Burundi - Télécommunications.

Telecel Burundi annonce la suspension d'une mesure "impopulaire" mais la maintient sous une autre forme.

Bujumbura, le 5 août 2001 (Net Press). La socitété de téléphonie mobile Telecel Burundi a retiré dans la soirée de vendredi 3 août 2001 une mesure qu'elle avait annoncée dans la matinée de la même journée et qui consistait à retirer à chacun de ses abonnés une somme mensuelle de 3500 FBU pour "frais de maintenance de ses équipements". Le directeur général de cette société, M. Yves Nsabimana, a indiqué à la presse que c'est l'Agence de Régulation et de Contrôle des Télécommunications au Burundi (ARCT) qui lui a demandé de "sursoir" à cette mesure.

Rappelons que le directeur général de Telecel Burundi avait expliqué que la mesure "suspendue" avait été motivée par le fait que 70% des abonnés de Telecel n'appelaient pratiquement pas et se contentaient de recevoir des appels téléphoniques.

Mais, l'on est en droit de se demander si réellement cette mesure que M. Nsabimana qualifie lui-même d'"impopulaire", a été suspendue.

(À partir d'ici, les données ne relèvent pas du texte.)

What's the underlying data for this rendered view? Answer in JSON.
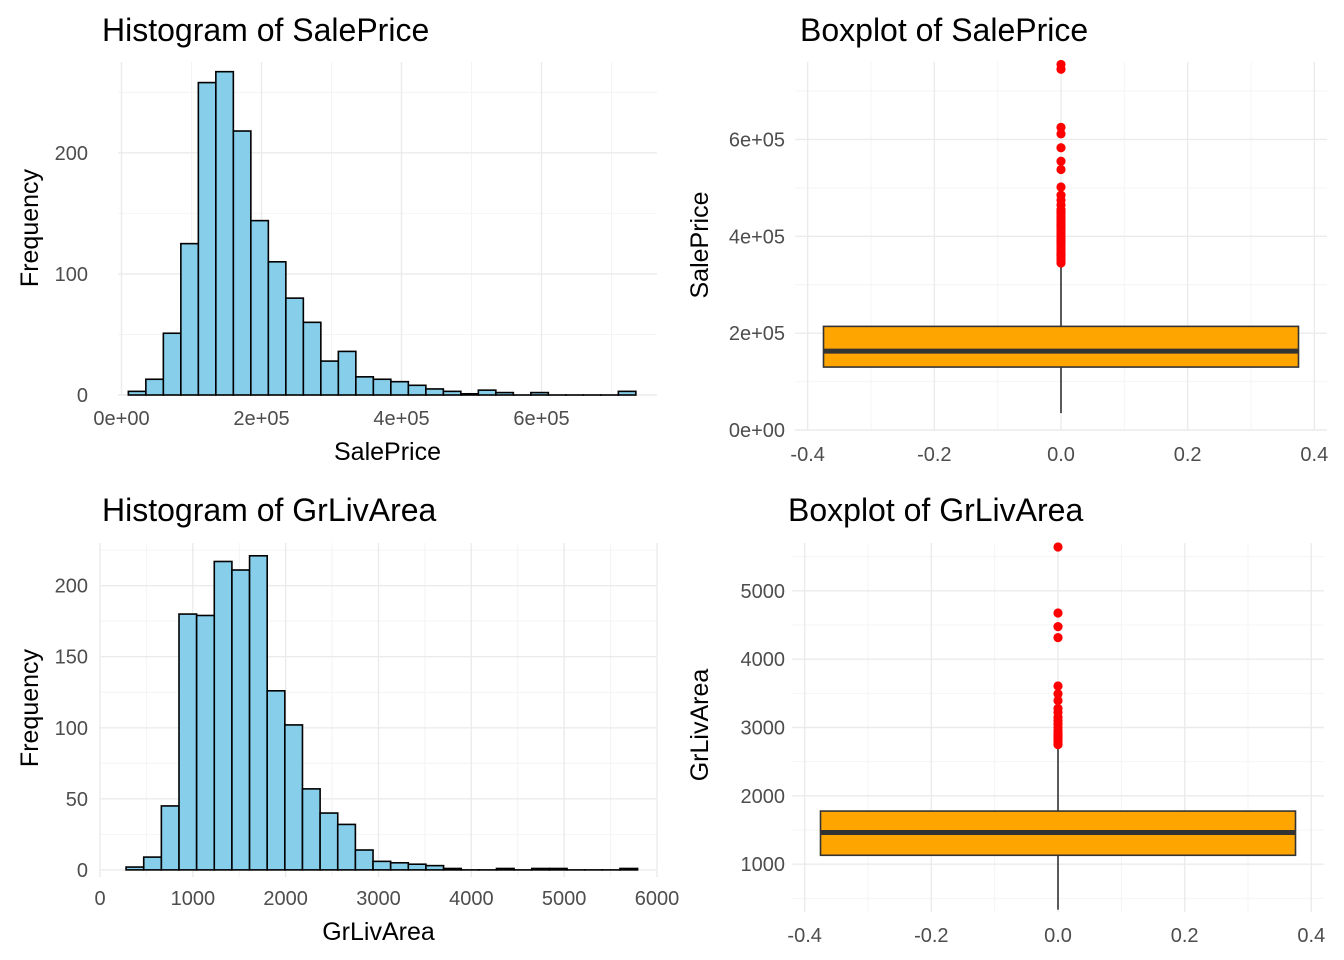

En effet, l'argent qu'il voulait récupérer sur le dos de ses abonnés, il l'aura en passant par d'autres voies puisque concomitamment au retrait de la mesure controversée, il a décidé de revoir à la baisse les délais d'expiration des cartes de recharge. Ainsi, la carte de 5000 FBU (vendue à 4000 FBU) a désormais une validité de 10 jours avec un délai de grâce de 7 jours. Cela signifie que pour ne pas s'exposer aux sanctions, l'abonné devra dorénavant acheter au moins 2 cartes par mois, alors qu'auparavant, une carte de recharge de 5000 Fbu couvrait amplement un mois.

La carte de 10000 Fbu (vendue à 7000Fbu) durera en tout 27 jours (une semaine de période de grâce comprise) au lieu de 50 jours antérieurement. Enfin, une carte de recharge de 35 500 Fbu (vendue à 27 500 Fbu) couvrira une période maximale de 50 jours, plus une semaine de période de grâce.

Peut-on vraiment parler de suspension de la mesure comme le prétendent les dirigeants de Telecel ou plutôt de changement de tactique pour récupérer, sur le dos du consommateur, ce que leur doit l'Onatel? Et l'ARCT dans tout cela, quel est son rôle? entend-t-on ici et là dans la capitale. Visiblement, le consommateur burundais est laissé à lui-même et il devra payer cette fois beaucoup plus que les 3500 francs de "frais de maintenance des installations" de Telecel. Signalons au passage que pendant ce temps-là, la monnaie nationale continue à se déprécier inexorablement par rapport aux devises fortes, et que le pouvoir d'achat des Burundais continue à se rétrécir comme une peau de chagrin.

Burundi - Politique.

Le ministre de la défense nationale dans le collimateur du parti Parena.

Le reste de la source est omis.